Perhaps (and I can safely say that they, too, are an excellent venue - lots of us here are or were there, too).

But what it points out even more is just how likely some sort of "advice collision" is when you're trying to work a single issue in multiple venues where none knows what the other has said and where you (the generic you) have offered differing information, sometimes based on different questions having been asked.

There's nothing wrong with seeking help from more than one venue, but virtually any one of them will advise that the way to do that is sequentially, not simultaneously.

No assistant wants to have a black box of other things going on about which they know nothing and that could produce negative to catastrophic results if inappropriately mixed with something they're suggesting.


----------



## weybrew (Sep 22, 2008)

britechguy...acknowledged


----------



## Stancestans (Apr 26, 2009)

Fred Knurke said:


> Excellent advertisment for Bleepingcomputers.
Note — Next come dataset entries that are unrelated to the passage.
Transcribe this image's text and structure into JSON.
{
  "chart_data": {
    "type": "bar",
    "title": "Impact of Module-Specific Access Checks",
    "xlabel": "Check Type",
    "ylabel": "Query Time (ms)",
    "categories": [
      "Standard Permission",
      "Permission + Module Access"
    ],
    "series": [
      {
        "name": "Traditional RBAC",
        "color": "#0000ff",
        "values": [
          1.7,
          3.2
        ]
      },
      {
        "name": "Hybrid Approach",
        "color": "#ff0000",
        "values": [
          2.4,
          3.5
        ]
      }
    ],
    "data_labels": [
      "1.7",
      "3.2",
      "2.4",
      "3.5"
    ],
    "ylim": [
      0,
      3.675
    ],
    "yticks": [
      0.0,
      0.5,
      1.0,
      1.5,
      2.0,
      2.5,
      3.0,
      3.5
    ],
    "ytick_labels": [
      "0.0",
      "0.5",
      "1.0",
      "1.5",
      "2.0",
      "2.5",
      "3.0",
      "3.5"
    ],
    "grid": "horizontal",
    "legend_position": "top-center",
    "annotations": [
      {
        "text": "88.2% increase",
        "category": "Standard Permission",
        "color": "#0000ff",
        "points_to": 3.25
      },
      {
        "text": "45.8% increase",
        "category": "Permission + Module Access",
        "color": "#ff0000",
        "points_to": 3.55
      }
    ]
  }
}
Here https://www.excelguru.ca/content.php?184 is something to put things into perspective.


----------



## Gary R (Jul 23, 2008)

Stancestans said:


> Here https://www.excelguru.ca/content.php?184 is something to put things into perspective.


Dead right, and said more eloquently than I ever could have phrased it. :thumb:


----------



## geo791 (Feb 4, 2008)

weybrew,
Most desktop motherboards do not have integrated wifi. The more pricey gaming boards may have wifi, and they will usually state that they do right in the description. I use a USB Netgear wifi adapter when working on client's computers in my basement. It connects to my network upstairs fine, though the speed is much slower. Laptops pretty much all have built in wifi, but, desktops do not. Also, if you are able to use a direct connection using an ethernet cable, that will always yield a better and faster Internet speed. This can be easily verified using speedtest.com.


----------